David Murray Octet – Octet Plays Trane – (2000)
Comme l’indique le titre, David Murray réunit un octet pour rendre hommage à John Coltrane. Six titres au total, et cinq composés par John Coltrane, le troisième, « The Crossing », un air bop, est une composition de David Murray.
Pour un tel album le choix du répertoire est extrêmement important, c’est déjà un parti-pris, tellement l’œuvre de Coltrane est immense. J’aurais misé sur un répertoire audacieux, un peu exploratoire et pointu, venant d’une personnalité comme David Murray, musicien souvent free et expérimental, mais non, il va falloir en rabattre de ce côté-là !
La pièce d’ouverture est « Giant Steps » de l’album du même nom, le thème est archiconnu et déjà un standard, tout comme « Naïma » issu du même album, qui est interprété en seconde place ici. Soyons francs, les deux interprétations sont superbes, vraiment magnifiques, et tout au long de cet album il est à noter que David Murray s’est donné un peu de mal en proposant des arrangements de qualité qui font ressortir les thèmes en leur donnant un nouvel éclairage.
Déjà il y a la qualité de l’interprétation, c’est bien lui la vedette, très à l’avant, souvent au ténor il brille avec excellence, chacun de ses solos est une petite merveille, il affiche ses qualités de solistes et c’est très efficace. Il y a également le pianiste D.D. Jackson qui est extraordinaire lors de ses trop rares envolées solitaires.
La section de cuivres avec Craig Harris au trombone, Ravi Best et Rasul Siddik à la trompette est accompagnée par James Spaulding au sax alto et à la flûte. Elle réussit parfaitement la mission qui lui est confiée et brille avec une terrible efficacité, prenant des risques et franchissant les difficultés haut la main. Cette prouesse est essentielle ici, justifiant les choix de départ et parachevant la réussite de cet album.

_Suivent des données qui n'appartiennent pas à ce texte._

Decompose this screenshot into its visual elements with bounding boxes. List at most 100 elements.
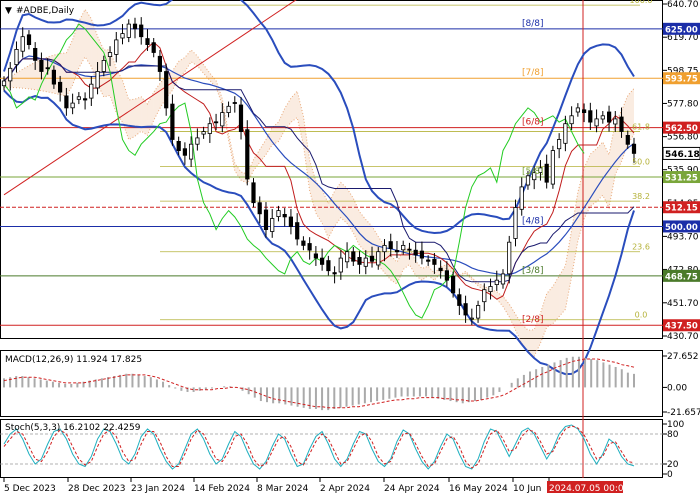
murrey-price-label: 437.50	[665, 322, 698, 332]
murrey-price-label: 500.00	[665, 223, 698, 233]
candle-body	[182, 148, 187, 156]
candle-body	[126, 23, 131, 38]
candle-body	[582, 109, 587, 114]
x-tick-label: 5 Dec 2023	[4, 484, 56, 494]
candle-body	[488, 286, 493, 292]
candle-body	[64, 95, 69, 109]
candle-body	[70, 102, 75, 109]
candle-body	[89, 83, 94, 99]
candle-body	[432, 258, 437, 265]
candle-body	[600, 115, 605, 120]
macd-y-tick-label: 0.00	[667, 383, 687, 393]
candle-body	[263, 209, 269, 231]
candle-body	[394, 250, 400, 253]
candle-body	[625, 134, 630, 145]
trading-chart[interactable]: 27.6520.00-21.657 10080200 640.70619.705…	[0, 0, 700, 500]
candle-body	[145, 38, 150, 45]
candle-body	[232, 102, 237, 104]
cursor-date-label: 2024.07.05 00:00	[549, 484, 630, 494]
murrey-price-label: 531.25	[665, 174, 698, 184]
stoch-y-tick-label: 20	[667, 460, 679, 470]
candle-body	[288, 216, 294, 227]
candle-body	[114, 39, 119, 55]
candle-body	[1, 80, 7, 87]
candle-body	[500, 273, 506, 285]
candle-body	[301, 240, 306, 246]
macd-y-tick-label: -21.657	[667, 408, 700, 418]
candle-body	[407, 248, 412, 251]
x-tick-label: 8 Mar 2024	[257, 484, 309, 494]
candle-body	[376, 251, 381, 266]
y-tick-label: 451.70	[667, 299, 699, 309]
candle-body	[132, 23, 138, 30]
candle-body	[276, 210, 281, 218]
candle-body	[444, 270, 450, 281]
candle-body	[401, 244, 406, 251]
murrey-price-label: 468.75	[665, 272, 698, 282]
cloud-segment	[128, 99, 135, 140]
y-tick-label: 493.70	[667, 232, 699, 242]
y-tick-label: 640.70	[667, 0, 699, 10]
candle-body	[363, 257, 368, 267]
candle-body	[613, 118, 618, 125]
candle-body	[450, 275, 456, 294]
candle-body	[251, 182, 256, 204]
candle-body	[388, 241, 393, 250]
murrey-bracket-label: [2/8]	[522, 315, 544, 325]
murrey-price-label: 562.50	[665, 124, 698, 134]
candle-body	[33, 48, 38, 61]
x-tick-label: 14 Feb 2024	[194, 484, 250, 494]
candle-body	[457, 294, 462, 306]
candle-body	[58, 81, 63, 93]
x-tick-label: 16 May 2024	[449, 484, 508, 494]
stoch-title: Stoch(5,3,3) 16.2102 22.4259	[5, 423, 141, 433]
candle-body	[295, 222, 300, 240]
candle-body	[569, 115, 574, 125]
murrey-price-label: 593.75	[665, 75, 698, 85]
candle-body	[101, 60, 106, 72]
stoch-y-tick-label: 100	[667, 420, 684, 430]
fib-level-label: 61.8	[632, 123, 650, 132]
murrey-bracket-label: [5/8]	[522, 167, 544, 177]
cloud-segment	[28, 62, 36, 90]
fib-level-label: 23.6	[632, 243, 650, 252]
candle-body	[151, 42, 156, 53]
x-tick-label: 24 Apr 2024	[384, 484, 440, 494]
candle-body	[319, 257, 325, 265]
fib-level-label: 100.0	[630, 0, 653, 5]
murrey-price-label: 625.00	[665, 25, 698, 35]
candle-body	[157, 55, 162, 72]
candle-body	[139, 24, 144, 38]
candle-body	[438, 267, 443, 272]
candle-body	[351, 251, 356, 262]
chart-window: 27.652 0.00 -21.657 100 80 20 0 640.70 619.70 5…	[0, 0, 700, 500]
candle-body	[494, 279, 499, 286]
candle-body	[188, 143, 194, 160]
candle-body	[475, 305, 481, 319]
candle-body	[238, 104, 244, 133]
murrey-bracket-label: [6/8]	[522, 118, 544, 128]
candle-body	[357, 256, 362, 265]
candle-body	[519, 186, 524, 210]
candle-body	[164, 71, 169, 109]
candle-body	[83, 98, 88, 101]
y-tick-label: 556.80	[667, 133, 699, 143]
macd-title: MACD(12,26,9) 11.924 17.825	[5, 355, 142, 365]
murrey-bracket-label: [8/8]	[522, 19, 544, 29]
current-price-label: 546.18	[665, 150, 700, 160]
murrey-bracket-label: [4/8]	[522, 216, 544, 226]
candle-body	[607, 111, 612, 123]
candle-body	[282, 213, 287, 218]
candle-body	[482, 289, 487, 303]
candle-body	[26, 34, 32, 45]
candle-body	[426, 259, 431, 262]
candle-body	[245, 129, 250, 180]
candle-body	[195, 137, 200, 145]
candle-body	[631, 143, 637, 154]
cloud-segment	[22, 65, 29, 89]
candle-body	[313, 253, 319, 259]
candle-body	[226, 105, 231, 114]
candle-body	[469, 317, 474, 320]
candle-body	[619, 116, 624, 132]
stoch-y-tick-label: 80	[667, 430, 679, 440]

Ma pièce préférée est la reprise du merveilleux « India », l’original est sorti sur l’album « Impressions » de soixante-trois et ce titre m’a envoûté, j’ai dû l’écouter religieusement un bon millier de fois. A nouveau de l’originalité dans l’interprétation, le charme et la couleur sont préservés, David tient la clarinette basse et les percussions, dont un tabla joué par Mark Johnson, font merveille, on retrouve le charme doux de l’orient et la chaleur de la musique. Le trombone lui aussi assure avec beaucoup de subtilité, alors que la sonorité des trompettes fait balancer…
L’enchaînement avec « Lazy Bird » issu du « Blue Train » de cinquante-sept est par contre malheureux, cette plongée dans le hard bop n’est pas l’enchaînement qui aurait dû être privilégié, me semble-t-il, bien que la pièce soit fort intéressante avec un solo de trombone remarquable de la part de Craig Harris.

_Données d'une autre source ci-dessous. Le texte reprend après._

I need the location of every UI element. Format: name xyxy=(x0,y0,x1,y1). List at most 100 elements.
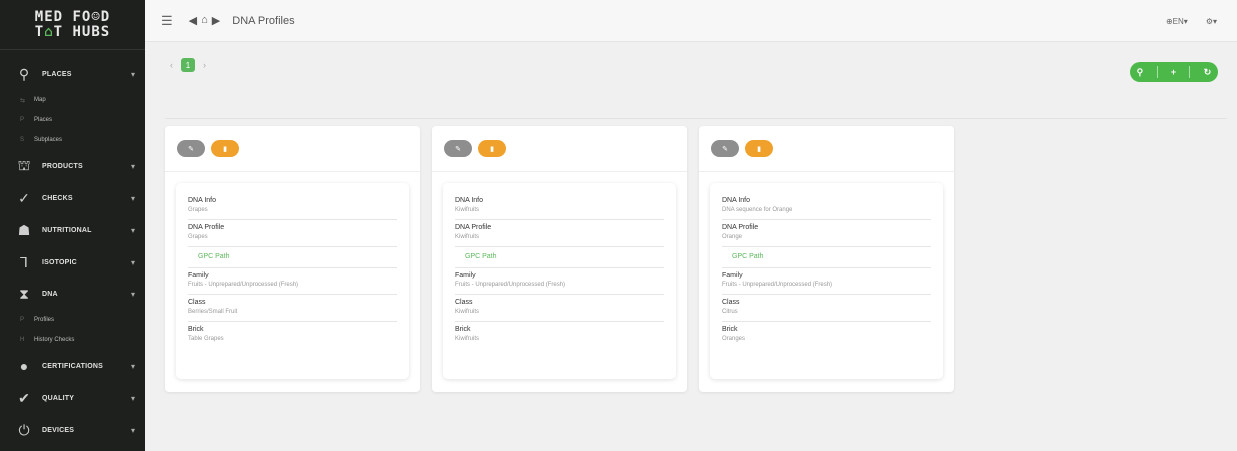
field-label: DNA Profile xyxy=(188,224,225,231)
gpc-path-link[interactable]: GPC Path xyxy=(722,247,931,268)
field-dna-info: DNA Info Kiwifruits xyxy=(455,193,664,220)
gpc-path-link[interactable]: GPC Path xyxy=(188,247,397,268)
card-header: ✎ ▮ xyxy=(432,126,687,172)
field-value: Fruits - Unprepared/Unprocessed (Fresh) xyxy=(722,282,833,288)
logo-basket-icon: ⌂ xyxy=(44,23,54,40)
sidebar-subitem-label: Profiles xyxy=(34,317,55,323)
field-label: Class xyxy=(722,299,740,306)
settings-gear-icon[interactable]: ⚙▾ xyxy=(1206,17,1217,26)
topbar-nav-icons: ◀ ⌂ ▶ xyxy=(189,14,221,27)
delete-button[interactable]: ▮ xyxy=(745,140,773,157)
field-dna-info: DNA Info DNA sequence for Orange xyxy=(722,193,931,220)
card-details: DNA Info DNA sequence for Orange DNA Pro… xyxy=(710,183,943,379)
edit-button[interactable]: ✎ xyxy=(711,140,739,157)
sidebar-item-checks[interactable]: ✓ CHECKS ▾ xyxy=(0,182,145,214)
search-button[interactable]: ⚲ xyxy=(1137,67,1144,78)
menu-toggle-icon[interactable]: ☰ xyxy=(161,13,173,29)
field-class: Class Berries/Small Fruit xyxy=(188,295,397,322)
field-value: Grapes xyxy=(188,207,208,213)
isotope-icon: ⅂ xyxy=(20,253,28,270)
topbar: ☰ ◀ ⌂ ▶ DNA Profiles ⊕EN▾ ⚙▾ xyxy=(145,0,1237,42)
field-family: Family Fruits - Unprepared/Unprocessed (… xyxy=(722,268,931,295)
sidebar-subitem-label: History Checks xyxy=(34,337,75,343)
dna-profile-card: ✎ ▮ DNA Info Kiwifruits DNA Profile Kiwi… xyxy=(432,126,687,392)
page-number-button[interactable]: 1 xyxy=(181,58,195,72)
sidebar-item-label: DNA xyxy=(42,290,58,298)
logo-line-1: MED FO☺D xyxy=(34,8,111,25)
sidebar-item-label: PRODUCTS xyxy=(42,162,83,170)
sidebar-subitem-profiles[interactable]: P Profiles xyxy=(0,310,145,330)
sidebar-item-nutritional[interactable]: ☗ NUTRITIONAL ▾ xyxy=(0,214,145,246)
field-value: Berries/Small Fruit xyxy=(188,309,238,315)
field-brick: Brick Oranges xyxy=(722,322,931,348)
chevron-down-icon: ▾ xyxy=(130,193,135,203)
logo[interactable]: MED FO☺D T⌂T HUBS xyxy=(0,0,145,50)
field-value: Kiwifruits xyxy=(455,336,480,342)
action-button-group: ⚲ + ↻ xyxy=(1130,62,1218,82)
sub-bullet-icon: P xyxy=(20,117,25,123)
chevron-down-icon: ▾ xyxy=(130,289,135,299)
field-value: Orange xyxy=(722,234,743,240)
content-divider xyxy=(165,118,1227,119)
sidebar-subitem-places[interactable]: P Places xyxy=(0,110,145,130)
sidebar-item-label: CERTIFICATIONS xyxy=(42,362,104,370)
separator xyxy=(1189,66,1191,78)
sidebar-item-label: QUALITY xyxy=(42,394,75,402)
field-value: Fruits - Unprepared/Unprocessed (Fresh) xyxy=(188,282,299,288)
sidebar-subitem-history-checks[interactable]: H History Checks xyxy=(0,330,145,350)
edit-button[interactable]: ✎ xyxy=(444,140,472,157)
card-details: DNA Info Kiwifruits DNA Profile Kiwifrui… xyxy=(443,183,676,379)
chevron-down-icon: ▾ xyxy=(130,69,135,79)
refresh-button[interactable]: ↻ xyxy=(1204,67,1212,78)
field-label: Family xyxy=(188,272,209,279)
sidebar-subitem-map[interactable]: ⇆ Map xyxy=(0,90,145,110)
sidebar-item-label: ISOTOPIC xyxy=(42,258,77,266)
sub-bullet-icon: H xyxy=(20,337,25,343)
edit-button[interactable]: ✎ xyxy=(177,140,205,157)
forward-icon[interactable]: ▶ xyxy=(212,14,220,27)
chevron-down-icon: ▾ xyxy=(130,425,135,435)
sidebar-item-devices[interactable]: ⏻ DEVICES ▾ xyxy=(0,414,145,446)
chevron-down-icon: ▾ xyxy=(130,393,135,403)
field-dna-info: DNA Info Grapes xyxy=(188,193,397,220)
sidebar-subitem-label: Subplaces xyxy=(34,137,63,143)
field-value: Kiwifruits xyxy=(455,234,480,240)
field-label: DNA Info xyxy=(188,197,217,204)
sidebar-item-places[interactable]: ⚲ PLACES ▾ xyxy=(0,58,145,90)
sub-bullet-icon: ⇆ xyxy=(20,97,26,104)
field-label: Family xyxy=(455,272,476,279)
sidebar-item-label: CHECKS xyxy=(42,194,73,202)
next-page-button[interactable]: › xyxy=(203,60,206,70)
separator xyxy=(1156,66,1158,78)
field-class: Class Kiwifruits xyxy=(455,295,664,322)
nutrition-icon: ☗ xyxy=(17,221,31,238)
chevron-down-icon: ▾ xyxy=(130,361,135,371)
gpc-path-link[interactable]: GPC Path xyxy=(455,247,664,268)
certificate-icon: ● xyxy=(19,358,29,374)
sidebar-subitem-subplaces[interactable]: S Subplaces xyxy=(0,130,145,150)
sidebar-item-quality[interactable]: ✔ QUALITY ▾ xyxy=(0,382,145,414)
power-icon: ⏻ xyxy=(18,421,30,438)
field-value: Kiwifruits xyxy=(455,207,480,213)
field-family: Family Fruits - Unprepared/Unprocessed (… xyxy=(455,268,664,295)
sidebar-item-certifications[interactable]: ● CERTIFICATIONS ▾ xyxy=(0,350,145,382)
back-icon[interactable]: ◀ xyxy=(189,14,197,27)
chevron-down-icon: ▾ xyxy=(130,225,135,235)
field-dna-profile: DNA Profile Orange xyxy=(722,220,931,247)
quality-check-icon: ✔ xyxy=(18,389,30,406)
field-value: Oranges xyxy=(722,336,746,342)
delete-button[interactable]: ▮ xyxy=(478,140,506,157)
language-selector[interactable]: ⊕EN▾ xyxy=(1166,17,1188,26)
sidebar-item-dna[interactable]: ⧗ DNA ▾ xyxy=(0,278,145,310)
field-brick: Brick Table Grapes xyxy=(188,322,397,348)
card-header: ✎ ▮ xyxy=(699,126,954,172)
sidebar-item-isotopic[interactable]: ⅂ ISOTOPIC ▾ xyxy=(0,246,145,278)
add-button[interactable]: + xyxy=(1171,67,1176,77)
delete-button[interactable]: ▮ xyxy=(211,140,239,157)
chevron-down-icon: ▾ xyxy=(130,257,135,267)
prev-page-button[interactable]: ‹ xyxy=(170,60,173,70)
home-icon[interactable]: ⌂ xyxy=(201,14,208,27)
topbar-right: ⊕EN▾ ⚙▾ xyxy=(1166,0,1217,42)
sidebar-item-products[interactable]: ⛫ PRODUCTS ▾ xyxy=(0,150,145,182)
field-label: DNA Profile xyxy=(722,224,759,231)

Mais le dessert est pour la dernière pièce, un extrait d’« A Love Supreme - Part 1 : Acknowledgement », plus de quinze minutes où on y croit, suffit de fermer les yeux et de s’y plonger, nous y sommes…

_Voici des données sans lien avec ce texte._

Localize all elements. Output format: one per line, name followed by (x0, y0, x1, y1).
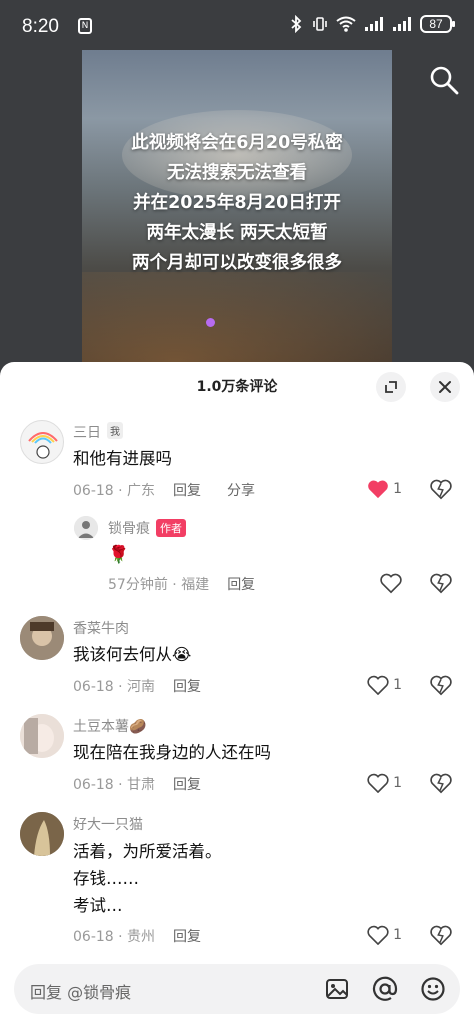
vibrate-icon (313, 17, 327, 31)
avatar[interactable] (74, 516, 98, 540)
bluetooth-icon (291, 15, 302, 33)
expand-button[interactable] (376, 372, 406, 402)
author-avatar-icon (74, 516, 98, 540)
heart-filled-icon (368, 480, 388, 499)
reply-button[interactable]: 回复 (173, 679, 201, 695)
search-icon[interactable] (428, 64, 460, 96)
reply-input-placeholder[interactable]: 回复 @锁骨痕 (30, 979, 131, 1003)
comment-text: 和他有进展吗 (73, 449, 172, 468)
me-tag: 我 (107, 422, 123, 439)
comment-meta: 57分钟前 · 福建 回复 (108, 577, 256, 593)
dislike-icon[interactable] (430, 924, 452, 946)
author-tag: 作者 (156, 519, 186, 537)
dislike-icon[interactable] (430, 572, 452, 594)
image-icon[interactable] (324, 976, 350, 1002)
avatar[interactable] (20, 812, 64, 856)
avatar[interactable] (20, 616, 64, 660)
comment-text: 现在陪在我身边的人还在吗 (73, 743, 271, 762)
status-bar: 8:20 N 87 (0, 0, 474, 52)
like-button[interactable]: 1 (367, 479, 402, 499)
heart-outline-icon (367, 925, 389, 945)
signal-icon (365, 17, 383, 31)
reply-button[interactable]: 回复 (173, 929, 201, 945)
comment-username[interactable]: 三日我 (73, 422, 123, 442)
heart-outline-icon (367, 675, 389, 695)
user-avatar-icon (20, 714, 64, 758)
dislike-icon[interactable] (430, 772, 452, 794)
comment-text: 活着，为所爱活着。 存钱…… 考试… (73, 842, 222, 915)
mention-icon[interactable] (372, 976, 398, 1002)
heart-outline-icon[interactable] (380, 572, 402, 594)
video-caption: 此视频将会在6月20号私密 无法搜索无法查看 并在2025年8月20日打开 两年… (131, 133, 343, 273)
dislike-icon[interactable] (430, 674, 452, 696)
avatar[interactable] (20, 714, 64, 758)
avatar[interactable] (20, 420, 64, 464)
like-button[interactable]: 1 (367, 675, 402, 695)
comment-text: 我该何去何从😭 (73, 645, 192, 664)
battery-indicator: 87 (420, 15, 455, 33)
like-button[interactable]: 1 (367, 925, 402, 945)
comment-meta: 06-18 · 广东 回复 分享 (73, 483, 256, 499)
user-avatar-icon (20, 812, 64, 856)
close-icon (439, 381, 451, 393)
comment-username[interactable]: 土豆本薯🥔 (73, 716, 146, 736)
status-time: 8:20 (22, 16, 59, 37)
nfc-icon: N (78, 18, 92, 34)
comment-sheet: 1.0万条评论 三日我 和他有进展吗 06-18 · 广东 回复 分享 1 锁骨痕作… (0, 362, 474, 1024)
comment-username[interactable]: 锁骨痕 作者 (108, 518, 186, 538)
share-button[interactable]: 分享 (227, 483, 255, 499)
expand-icon (385, 381, 397, 393)
close-button[interactable] (430, 372, 460, 402)
rainbow-avatar-icon (28, 432, 58, 459)
reply-input[interactable]: 回复 @锁骨痕 (14, 964, 460, 1014)
reply-button[interactable]: 回复 (173, 483, 201, 499)
user-avatar-icon (20, 616, 64, 660)
comment-meta: 06-18 · 贵州 回复 (73, 929, 202, 945)
emoji-icon[interactable] (420, 976, 446, 1002)
reply-button[interactable]: 回复 (173, 777, 201, 793)
like-button[interactable]: 1 (367, 773, 402, 793)
reply-button[interactable]: 回复 (227, 577, 255, 593)
comment-username[interactable]: 香菜牛肉 (73, 618, 129, 638)
heart-outline-icon (367, 773, 389, 793)
comment-meta: 06-18 · 甘肃 回复 (73, 777, 202, 793)
dislike-icon[interactable] (430, 478, 452, 500)
signal-icon-2 (393, 17, 411, 31)
comment-meta: 06-18 · 河南 回复 (73, 679, 202, 695)
wifi-icon (336, 16, 356, 32)
comment-text: 🌹 (108, 545, 130, 565)
comment-username[interactable]: 好大一只猫 (73, 814, 143, 834)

Chaque pièce prise individuellement est de très haut niveau et même remarquable, chapeau David ! Le problème c’est le manque d’homogénéité, c’est un peu le foutoir et les pièces ne sont pas très organisées sur la galette, me semble-t-il, mais c’est forcément pardonné car, quand l’album se termine, un sentiment merveilleux vous envahit et les sensations se bousculent déjà dans votre boîte à souvenirs.